Other factors for psychological wellbeing were “privacy, thermal comfort, and exposure to abundant daylight, as well as access to a pleasant and stimulating view” but Grant’s model adds to this, placing more emphasis on the way the building is managed and operated. There is value, these days, in demonstrations that the building is “socially responsible” such as use of sustainably sourced products, the paper suggests.

“In a very real way, the contemporary property manager needs to display good positive leadership if they are to establish a true PBWE.”

So, in giving a lot of attention to the role of the building managers and related service providers in helping tenant organisations achieve high performance, the paper includes these actors in a strangely expansive concept of leadership:

“Values-based leadership is important at all levels including the tenant organisations, the building designers, the building management team and the building service staff, and congruency between all of these adds significant value to the experience of working in the building.

“The values and positive culture demonstrated by building managers can add a significant sense of purpose, pride and wellbeing in building tenants and their employees.”

The aim of the tower owners, according to the report, was to create something in between a co-working space and a traditional office building — which they branded “the Carpe Diem community” — by selecting a diverse mix of tenants:

“The idea here is to foster collaboration and interaction between organisations that would not normally come into contact with each other.

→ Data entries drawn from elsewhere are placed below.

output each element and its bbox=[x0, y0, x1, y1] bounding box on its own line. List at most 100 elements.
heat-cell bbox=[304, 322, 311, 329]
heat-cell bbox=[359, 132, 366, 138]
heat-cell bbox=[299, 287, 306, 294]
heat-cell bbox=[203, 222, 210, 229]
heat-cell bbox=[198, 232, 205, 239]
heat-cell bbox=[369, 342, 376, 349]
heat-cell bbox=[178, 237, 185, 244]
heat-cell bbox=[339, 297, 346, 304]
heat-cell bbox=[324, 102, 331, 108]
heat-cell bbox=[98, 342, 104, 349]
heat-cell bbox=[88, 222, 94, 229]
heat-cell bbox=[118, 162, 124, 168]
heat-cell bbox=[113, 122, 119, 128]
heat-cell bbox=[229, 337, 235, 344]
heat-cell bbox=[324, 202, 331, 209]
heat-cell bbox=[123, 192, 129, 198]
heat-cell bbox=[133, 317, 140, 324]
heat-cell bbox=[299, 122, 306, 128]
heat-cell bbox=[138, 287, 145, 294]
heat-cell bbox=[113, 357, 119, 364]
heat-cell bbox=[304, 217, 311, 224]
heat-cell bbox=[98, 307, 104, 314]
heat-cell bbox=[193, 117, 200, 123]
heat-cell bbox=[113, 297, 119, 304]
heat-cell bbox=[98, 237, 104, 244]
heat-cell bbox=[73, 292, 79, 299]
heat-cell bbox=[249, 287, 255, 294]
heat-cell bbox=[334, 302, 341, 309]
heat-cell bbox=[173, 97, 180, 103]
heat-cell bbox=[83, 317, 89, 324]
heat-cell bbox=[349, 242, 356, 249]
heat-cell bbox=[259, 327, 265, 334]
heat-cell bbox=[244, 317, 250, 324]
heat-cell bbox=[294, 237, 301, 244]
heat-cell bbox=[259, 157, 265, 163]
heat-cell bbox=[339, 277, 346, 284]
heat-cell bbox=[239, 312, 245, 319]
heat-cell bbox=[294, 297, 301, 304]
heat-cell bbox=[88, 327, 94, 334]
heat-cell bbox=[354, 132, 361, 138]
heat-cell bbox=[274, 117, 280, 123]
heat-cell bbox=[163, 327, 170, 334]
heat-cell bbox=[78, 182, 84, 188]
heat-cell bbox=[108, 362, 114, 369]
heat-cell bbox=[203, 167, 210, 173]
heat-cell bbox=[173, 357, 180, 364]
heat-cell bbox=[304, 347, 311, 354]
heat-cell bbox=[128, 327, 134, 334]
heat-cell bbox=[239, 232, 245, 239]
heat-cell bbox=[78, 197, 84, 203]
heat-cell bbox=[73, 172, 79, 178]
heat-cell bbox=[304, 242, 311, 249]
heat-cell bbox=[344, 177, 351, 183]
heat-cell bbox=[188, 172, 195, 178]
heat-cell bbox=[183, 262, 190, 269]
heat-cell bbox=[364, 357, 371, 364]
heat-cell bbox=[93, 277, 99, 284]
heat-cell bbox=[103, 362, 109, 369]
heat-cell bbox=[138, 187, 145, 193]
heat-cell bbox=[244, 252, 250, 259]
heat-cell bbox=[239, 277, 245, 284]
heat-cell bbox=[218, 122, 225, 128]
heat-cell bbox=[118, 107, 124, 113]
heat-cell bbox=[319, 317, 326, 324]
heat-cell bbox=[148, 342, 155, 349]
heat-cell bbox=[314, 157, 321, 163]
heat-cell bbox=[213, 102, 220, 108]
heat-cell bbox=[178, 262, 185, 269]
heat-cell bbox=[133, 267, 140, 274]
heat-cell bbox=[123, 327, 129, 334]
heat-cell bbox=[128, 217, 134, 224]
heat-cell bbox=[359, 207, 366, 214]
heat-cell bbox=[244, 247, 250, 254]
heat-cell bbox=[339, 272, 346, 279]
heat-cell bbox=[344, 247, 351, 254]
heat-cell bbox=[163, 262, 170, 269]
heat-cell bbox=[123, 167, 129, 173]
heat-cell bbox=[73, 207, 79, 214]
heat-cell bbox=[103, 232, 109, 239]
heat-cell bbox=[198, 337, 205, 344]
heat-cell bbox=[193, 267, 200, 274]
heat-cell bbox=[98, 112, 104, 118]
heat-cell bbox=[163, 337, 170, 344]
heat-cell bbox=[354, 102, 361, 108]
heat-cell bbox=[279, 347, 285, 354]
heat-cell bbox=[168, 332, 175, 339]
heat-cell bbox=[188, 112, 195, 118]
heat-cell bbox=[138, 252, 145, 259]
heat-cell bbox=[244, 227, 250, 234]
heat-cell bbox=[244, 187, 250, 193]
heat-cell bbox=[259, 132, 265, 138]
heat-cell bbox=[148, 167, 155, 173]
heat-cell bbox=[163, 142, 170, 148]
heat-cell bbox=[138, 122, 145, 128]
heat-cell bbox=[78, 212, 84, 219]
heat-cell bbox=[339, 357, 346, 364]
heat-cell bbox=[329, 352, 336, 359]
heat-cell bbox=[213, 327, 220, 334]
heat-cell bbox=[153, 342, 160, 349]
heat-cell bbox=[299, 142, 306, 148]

The hope here is to foster a creative hub that transcends normal ways of occupying and working within a building and its associated precincts.”

The paper also notes that the leadership of the tenant organisations has to be on board with this unusually holistic vision of what an office accommodation provider can do for them and their employees. “In short, there needs to be a strong alignment between the values of the building management and those of the tenant organisation,” the paper contends:

“In the current case study this kind of alignment was achieved by the building management taking time to ensure that potential tenants thoroughly understood and subscribed to the cultural and philosophical values central to the ‘Carpe Diem’ approach, as well as encouraging employees of tenant partners to undertake the ‘Carpe Diem’ induction process.”

Among some gushing testimonials for the shiny new towers are a few confirming that regardless of how cool the new building is, office workers are still quite often reluctant to move to a new layout, or a different part of town.

The paper notes that “differing needs for privacy and interaction, and a need for some level of personalisation and space ownership” remain the most common difficulties in shifting to activity-based work environments.